Getting Started with Beautiful Soup

Book description

Learn how to extract information from websites using Beautiful Soup and the Python urllib2 module. This practical, hands-on guide covers everything you need to know to get a head start in website scraping.

In Detail

Beautiful Soup is a Python library designed for quick turnaround projects like screen-scraping. Beautiful Soup provides a few simple methods and Pythonic idioms for navigating, searching, and modifying a parse tree: a toolkit for dissecting a document and extracting what you need without writing excess code for an application. It doesn't take much code to write an application using Beautiful Soup.
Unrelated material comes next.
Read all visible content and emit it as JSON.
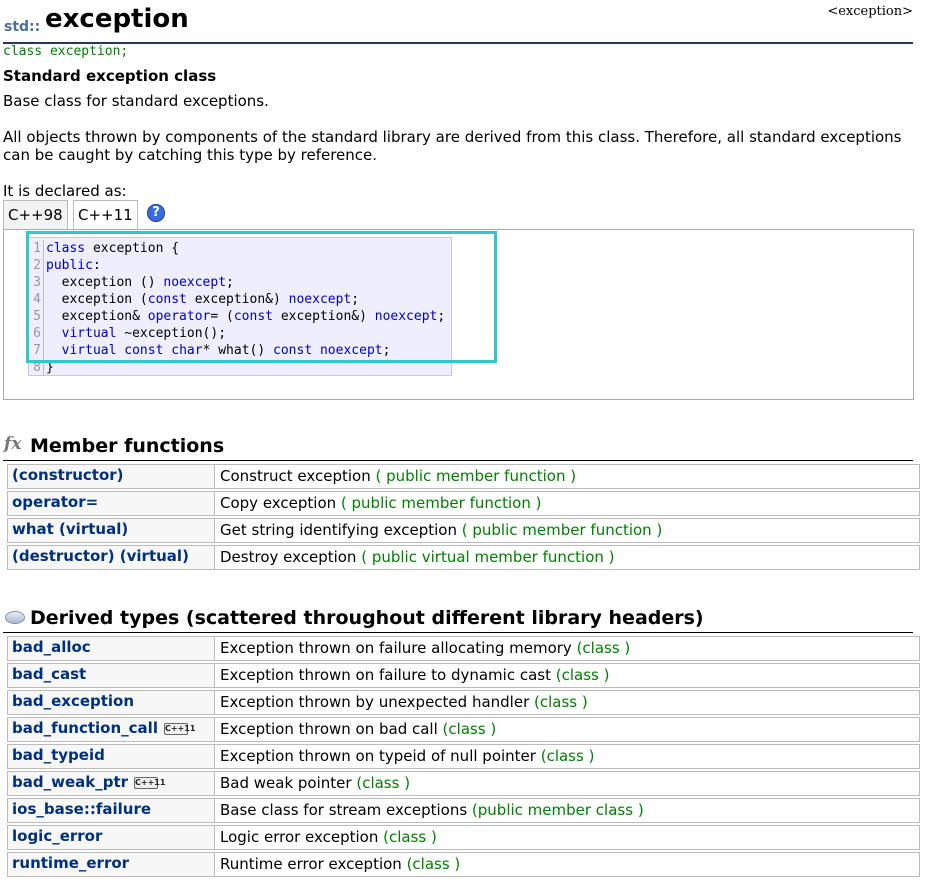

Getting Started with Beautiful Soup is a practical guide to Beautiful Soup using Python. The book starts by walking you through the installation of each and every feature of Beautiful Soup using simple examples which include sample Python codes as well as diagrams and screenshots wherever required for better understanding. The book discusses the problems of how exactly you can get data out of a website and provides an easy solution with the help of a real website and sample code.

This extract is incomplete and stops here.